Oracle RACVs SQL Server article 6: data dependent routing (also known as"Data splittingSolution ")
In the previousArticleWe have already talked a lot about SQL Server horizontal scaling. Today we will look at the last solution. In fact, there are many SQL Server scaling solutions, this series of articles only introduces several of them. In fact, many times I prefer to call these solutions"DatabaseThe horizontal scaling mode is similar to many concepts in our programming world.
If the data dependent routing (hereinafter referred to as DDR) is used, the data is split, put in different databases, and then appliedProgramRoute data operations to the correct database through related logic or middleware. After using DDR, its transparency to the application is obviously diminished because the application needs to know where the data it operates.
DDR is not directly supported by SQL Server, but can be implemented through some design. In addition, this method has been around for a long time, and is widely used in many large websites and applications. It is more common. This method is often related to what we call "split by business.
Next, let's take a simple example,
20120917102651. PNG (21.83 K) 10:34:14 AM
As you can see in this figure, you are basically aware of it. This split uses a lot of resources. After splitting, the query is distributed across different database servers. Data Update operations are also scattered. In this way, the performance can be improved to a great extent, but the complexity of data management is brought about: When querying, you need to know which database or databases to query the corresponding data; when performing updates and other operations, you also need to operate which database or which database.
In the preceding example, the customer ID is used as the separator key, andAlgorithmDistribute data of different IDs in different databases. Considering the use of the customer table in the application and related services, other information related to the customer, such as orders, is also distributed in the same database, so that cross-database is avoided, cross-network query.

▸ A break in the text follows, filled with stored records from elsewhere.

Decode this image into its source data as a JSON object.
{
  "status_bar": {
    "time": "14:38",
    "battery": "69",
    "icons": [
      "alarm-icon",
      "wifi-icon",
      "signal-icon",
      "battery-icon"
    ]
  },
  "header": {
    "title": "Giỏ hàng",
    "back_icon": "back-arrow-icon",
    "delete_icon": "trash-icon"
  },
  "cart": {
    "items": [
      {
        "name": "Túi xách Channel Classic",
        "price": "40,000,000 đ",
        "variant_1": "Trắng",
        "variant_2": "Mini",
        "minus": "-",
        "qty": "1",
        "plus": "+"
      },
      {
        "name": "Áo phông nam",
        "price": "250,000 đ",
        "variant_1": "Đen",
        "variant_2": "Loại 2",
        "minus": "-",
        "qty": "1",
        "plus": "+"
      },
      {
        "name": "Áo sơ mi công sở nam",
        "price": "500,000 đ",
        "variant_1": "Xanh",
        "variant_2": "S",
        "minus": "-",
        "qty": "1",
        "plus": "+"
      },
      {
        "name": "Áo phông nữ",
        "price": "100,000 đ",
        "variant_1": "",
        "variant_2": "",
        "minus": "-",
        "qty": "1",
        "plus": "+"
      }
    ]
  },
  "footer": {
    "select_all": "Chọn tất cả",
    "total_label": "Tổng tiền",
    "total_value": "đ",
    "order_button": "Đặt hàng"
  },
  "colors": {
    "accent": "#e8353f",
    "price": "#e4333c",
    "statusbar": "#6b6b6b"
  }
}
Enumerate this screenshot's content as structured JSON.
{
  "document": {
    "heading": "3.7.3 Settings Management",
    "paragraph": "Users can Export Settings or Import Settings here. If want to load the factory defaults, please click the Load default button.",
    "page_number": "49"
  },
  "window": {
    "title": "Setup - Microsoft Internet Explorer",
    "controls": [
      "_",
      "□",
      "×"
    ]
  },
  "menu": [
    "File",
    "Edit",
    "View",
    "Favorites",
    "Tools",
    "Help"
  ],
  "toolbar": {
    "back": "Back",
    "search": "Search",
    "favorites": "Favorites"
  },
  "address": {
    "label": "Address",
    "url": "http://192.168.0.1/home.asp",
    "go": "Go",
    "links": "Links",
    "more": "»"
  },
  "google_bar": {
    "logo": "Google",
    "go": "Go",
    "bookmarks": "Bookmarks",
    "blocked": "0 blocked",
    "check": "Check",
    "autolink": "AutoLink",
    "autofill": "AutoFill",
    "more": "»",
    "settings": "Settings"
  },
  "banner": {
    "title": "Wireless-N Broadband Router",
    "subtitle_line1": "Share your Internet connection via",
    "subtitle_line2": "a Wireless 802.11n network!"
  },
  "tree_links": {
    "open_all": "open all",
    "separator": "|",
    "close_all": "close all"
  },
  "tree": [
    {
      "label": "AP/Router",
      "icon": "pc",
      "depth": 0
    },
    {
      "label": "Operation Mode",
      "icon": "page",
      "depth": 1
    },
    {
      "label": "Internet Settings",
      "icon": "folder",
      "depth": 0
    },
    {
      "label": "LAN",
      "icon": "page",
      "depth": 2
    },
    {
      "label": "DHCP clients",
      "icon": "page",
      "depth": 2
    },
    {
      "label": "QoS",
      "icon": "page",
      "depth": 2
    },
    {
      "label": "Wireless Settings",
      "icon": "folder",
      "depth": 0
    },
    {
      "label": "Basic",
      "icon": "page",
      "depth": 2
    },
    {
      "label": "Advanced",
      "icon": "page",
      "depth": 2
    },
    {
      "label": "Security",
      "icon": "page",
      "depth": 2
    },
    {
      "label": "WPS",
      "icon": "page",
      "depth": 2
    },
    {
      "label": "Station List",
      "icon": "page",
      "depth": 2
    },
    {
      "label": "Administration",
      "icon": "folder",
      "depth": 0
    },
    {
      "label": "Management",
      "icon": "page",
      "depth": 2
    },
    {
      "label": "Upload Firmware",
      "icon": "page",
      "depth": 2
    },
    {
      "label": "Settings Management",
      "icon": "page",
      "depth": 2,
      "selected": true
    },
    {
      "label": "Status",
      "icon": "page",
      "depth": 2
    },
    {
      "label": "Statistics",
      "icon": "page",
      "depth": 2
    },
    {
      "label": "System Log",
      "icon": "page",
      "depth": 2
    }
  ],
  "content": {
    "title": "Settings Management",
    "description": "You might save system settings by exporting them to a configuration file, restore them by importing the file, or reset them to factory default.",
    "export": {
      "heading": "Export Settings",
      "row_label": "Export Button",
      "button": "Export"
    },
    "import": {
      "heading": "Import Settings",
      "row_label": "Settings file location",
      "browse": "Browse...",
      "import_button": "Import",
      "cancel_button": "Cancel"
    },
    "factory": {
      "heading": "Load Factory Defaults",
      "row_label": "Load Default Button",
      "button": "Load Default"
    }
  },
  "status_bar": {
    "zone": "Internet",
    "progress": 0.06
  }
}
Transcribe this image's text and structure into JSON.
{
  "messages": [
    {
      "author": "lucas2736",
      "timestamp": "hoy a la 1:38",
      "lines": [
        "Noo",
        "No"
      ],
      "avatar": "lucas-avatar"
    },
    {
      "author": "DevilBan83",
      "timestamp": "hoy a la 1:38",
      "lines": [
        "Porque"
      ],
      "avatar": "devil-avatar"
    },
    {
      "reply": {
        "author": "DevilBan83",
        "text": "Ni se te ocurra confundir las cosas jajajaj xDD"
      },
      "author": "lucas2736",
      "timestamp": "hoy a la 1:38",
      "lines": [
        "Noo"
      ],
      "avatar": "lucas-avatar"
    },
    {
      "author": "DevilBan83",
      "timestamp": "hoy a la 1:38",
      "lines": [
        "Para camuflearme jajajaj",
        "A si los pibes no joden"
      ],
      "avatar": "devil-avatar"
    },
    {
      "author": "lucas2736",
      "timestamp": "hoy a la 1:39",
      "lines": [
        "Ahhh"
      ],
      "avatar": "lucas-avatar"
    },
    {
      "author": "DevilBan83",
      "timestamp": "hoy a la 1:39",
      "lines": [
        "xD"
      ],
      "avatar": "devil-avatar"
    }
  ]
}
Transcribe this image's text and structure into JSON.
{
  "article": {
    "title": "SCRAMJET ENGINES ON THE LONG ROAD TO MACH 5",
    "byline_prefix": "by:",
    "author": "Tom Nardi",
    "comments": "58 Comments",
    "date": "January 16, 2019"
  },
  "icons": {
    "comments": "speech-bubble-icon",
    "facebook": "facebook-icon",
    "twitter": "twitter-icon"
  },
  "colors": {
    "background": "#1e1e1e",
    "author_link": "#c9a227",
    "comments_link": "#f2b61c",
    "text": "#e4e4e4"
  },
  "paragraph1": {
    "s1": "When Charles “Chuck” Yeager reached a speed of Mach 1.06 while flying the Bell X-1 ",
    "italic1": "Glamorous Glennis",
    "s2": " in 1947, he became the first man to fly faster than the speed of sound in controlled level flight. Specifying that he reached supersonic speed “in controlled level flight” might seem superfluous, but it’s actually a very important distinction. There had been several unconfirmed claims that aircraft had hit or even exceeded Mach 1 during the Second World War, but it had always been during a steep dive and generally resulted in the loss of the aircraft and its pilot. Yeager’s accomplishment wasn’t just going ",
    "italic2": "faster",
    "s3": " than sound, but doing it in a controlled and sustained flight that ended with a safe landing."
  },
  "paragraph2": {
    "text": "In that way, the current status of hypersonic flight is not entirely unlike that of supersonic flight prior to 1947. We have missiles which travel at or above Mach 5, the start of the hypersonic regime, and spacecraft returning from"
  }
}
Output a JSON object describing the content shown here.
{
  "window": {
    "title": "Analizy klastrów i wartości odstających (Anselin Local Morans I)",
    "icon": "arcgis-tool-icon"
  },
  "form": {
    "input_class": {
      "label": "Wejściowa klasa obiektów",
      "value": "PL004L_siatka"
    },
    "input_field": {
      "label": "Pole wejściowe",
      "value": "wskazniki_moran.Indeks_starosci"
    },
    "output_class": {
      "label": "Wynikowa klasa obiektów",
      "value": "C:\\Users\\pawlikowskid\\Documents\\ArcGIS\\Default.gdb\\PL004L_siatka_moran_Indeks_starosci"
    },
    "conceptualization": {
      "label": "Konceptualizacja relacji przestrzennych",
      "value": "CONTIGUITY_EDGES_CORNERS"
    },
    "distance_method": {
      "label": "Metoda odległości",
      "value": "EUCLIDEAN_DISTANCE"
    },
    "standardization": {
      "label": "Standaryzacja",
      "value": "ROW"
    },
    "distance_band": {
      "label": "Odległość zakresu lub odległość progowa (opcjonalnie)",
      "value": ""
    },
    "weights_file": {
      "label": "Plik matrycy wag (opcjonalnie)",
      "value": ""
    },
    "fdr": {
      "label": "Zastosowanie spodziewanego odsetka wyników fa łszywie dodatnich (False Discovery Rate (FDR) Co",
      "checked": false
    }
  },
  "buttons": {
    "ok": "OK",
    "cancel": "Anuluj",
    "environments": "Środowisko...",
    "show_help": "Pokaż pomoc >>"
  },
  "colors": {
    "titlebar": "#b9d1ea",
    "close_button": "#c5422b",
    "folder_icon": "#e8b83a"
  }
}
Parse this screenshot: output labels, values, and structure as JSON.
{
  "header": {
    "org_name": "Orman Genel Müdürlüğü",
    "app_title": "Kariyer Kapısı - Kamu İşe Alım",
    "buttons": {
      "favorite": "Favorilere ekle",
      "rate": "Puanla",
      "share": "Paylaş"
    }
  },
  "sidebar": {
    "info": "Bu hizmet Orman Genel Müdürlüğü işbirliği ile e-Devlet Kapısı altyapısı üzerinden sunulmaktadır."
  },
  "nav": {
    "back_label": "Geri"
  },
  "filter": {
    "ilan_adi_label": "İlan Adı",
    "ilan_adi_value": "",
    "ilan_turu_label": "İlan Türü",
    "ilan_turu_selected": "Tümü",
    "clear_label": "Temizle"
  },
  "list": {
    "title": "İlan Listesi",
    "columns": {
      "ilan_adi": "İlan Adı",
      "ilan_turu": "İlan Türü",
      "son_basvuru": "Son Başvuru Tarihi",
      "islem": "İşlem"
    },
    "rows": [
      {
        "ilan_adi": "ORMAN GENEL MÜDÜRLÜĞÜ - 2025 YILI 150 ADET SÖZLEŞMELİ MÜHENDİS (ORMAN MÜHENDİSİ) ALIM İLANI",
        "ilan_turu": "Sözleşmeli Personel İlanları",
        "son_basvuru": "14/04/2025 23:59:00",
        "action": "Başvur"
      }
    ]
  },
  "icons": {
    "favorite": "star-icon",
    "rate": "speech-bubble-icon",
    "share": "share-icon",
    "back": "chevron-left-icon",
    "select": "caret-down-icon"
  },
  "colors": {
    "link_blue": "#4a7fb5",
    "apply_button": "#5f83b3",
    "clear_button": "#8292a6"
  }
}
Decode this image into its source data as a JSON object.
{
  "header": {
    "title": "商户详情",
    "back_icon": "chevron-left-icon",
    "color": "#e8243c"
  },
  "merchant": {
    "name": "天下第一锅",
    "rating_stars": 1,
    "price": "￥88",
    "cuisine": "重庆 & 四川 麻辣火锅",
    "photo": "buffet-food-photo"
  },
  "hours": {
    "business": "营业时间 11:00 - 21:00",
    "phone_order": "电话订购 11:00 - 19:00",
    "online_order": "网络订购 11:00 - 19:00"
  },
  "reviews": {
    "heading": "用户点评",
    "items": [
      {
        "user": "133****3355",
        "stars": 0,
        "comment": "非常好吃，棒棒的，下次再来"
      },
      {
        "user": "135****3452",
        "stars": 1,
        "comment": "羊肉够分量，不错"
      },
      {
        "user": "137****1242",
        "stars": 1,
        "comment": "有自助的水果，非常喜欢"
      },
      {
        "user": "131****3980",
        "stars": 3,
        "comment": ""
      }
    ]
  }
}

We call the information related to the customer as the object set information of the customer. Therefore, when splitting data, you must note that the entity set information of the customer and the customer is distributed together, in this way, each data segment is a small complete body independently contained. As the number of data increases, the different data segments are separated by small and complete bodies.
Through the above method, we have split the data according to the customer ID. The next step is the key to the problem:How does an application know which one?IDCustomerWhere is the related information??
The above question is more common: for a customer, how do we know the server on which the data is stored.
One of the easiest and most commonly used methods is:Create a ing table. This is required.
There are many ways to create a ing table. Here I just mention a few:
1. if the ing table is placed in a shared memory, for example, if the distributed cache is used, the data access layer of the application will go to the shared memory to find the ing table, locate the corresponding database server and perform data operations.
2. Place the ing table in a database. The database should be separate. Of course, you can also split one of the databases before. There is no rigid rule.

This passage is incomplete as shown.